駅は重要な役割を担ってしばしば映画に登場する。この本は映画に登場するヨーロッパやアメリカそして日本の駅を数多く取り上げて、駅が映画の中でどのように登場し、どのような役割を果たしているのかを論じている。優れた映画論であり、優れた建築論でもある。 著者は大学で土木工学を修め、旧国鉄に入社した方で、現在北海道旅客鉄道の常務。
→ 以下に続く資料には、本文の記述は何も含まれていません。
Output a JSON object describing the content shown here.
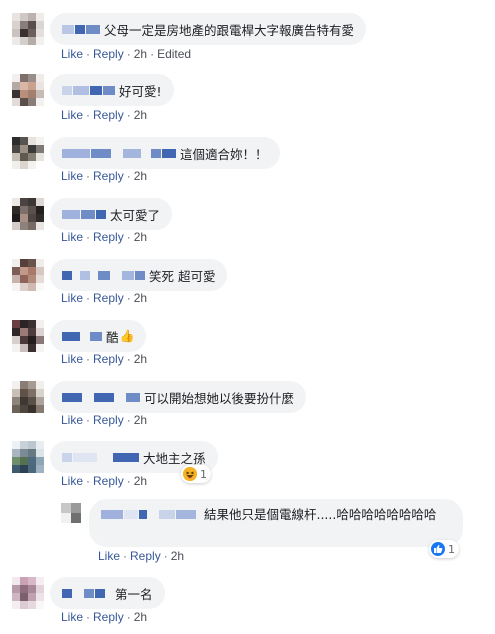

都市の歴史を刻む駅、都市のランドマークとしての駅が映画では格好の舞台となることはよく解る。物語の始まりで主人公が降り立つ駅、エンディングで主人公が列車に乗り込む駅・・・。映画に登場するいくつかの駅が写真で紹介されているがヨーロッパの駅の重厚な存在感には圧倒される。

日本では建築の建て替えがはやいが、駅も例外ではなく、全国の都道府県庁所在地の主要46駅のうち、初代の駅舎が原型を留めているのは、なんと東京駅だけだという。長野県でも松本駅や長野駅が凡庸な(と書いたら設計者に失礼かも知れないが)駅に建て替えられてしまった。

著者も指摘しているが、駅には恋愛それも悲恋がよく似合う。でもその舞台に相応しい駅は、日本の都市部にまだあるのだろうか。邦画に登場する印象的な駅舎は北海道を始め、鄙びた地方のものが多いように思う。

今年の4月、東京のイイノホールで「建築と窓」について講演を聴いたが、その中で「映画と窓」についても話が及んだ。観る人の関心の所在によって映画の捉え方が違うのだと改めて思った。

そう、映画も観る人の知性と感性とによってそれぞれに受容されるのだ、建築と同様に・・・。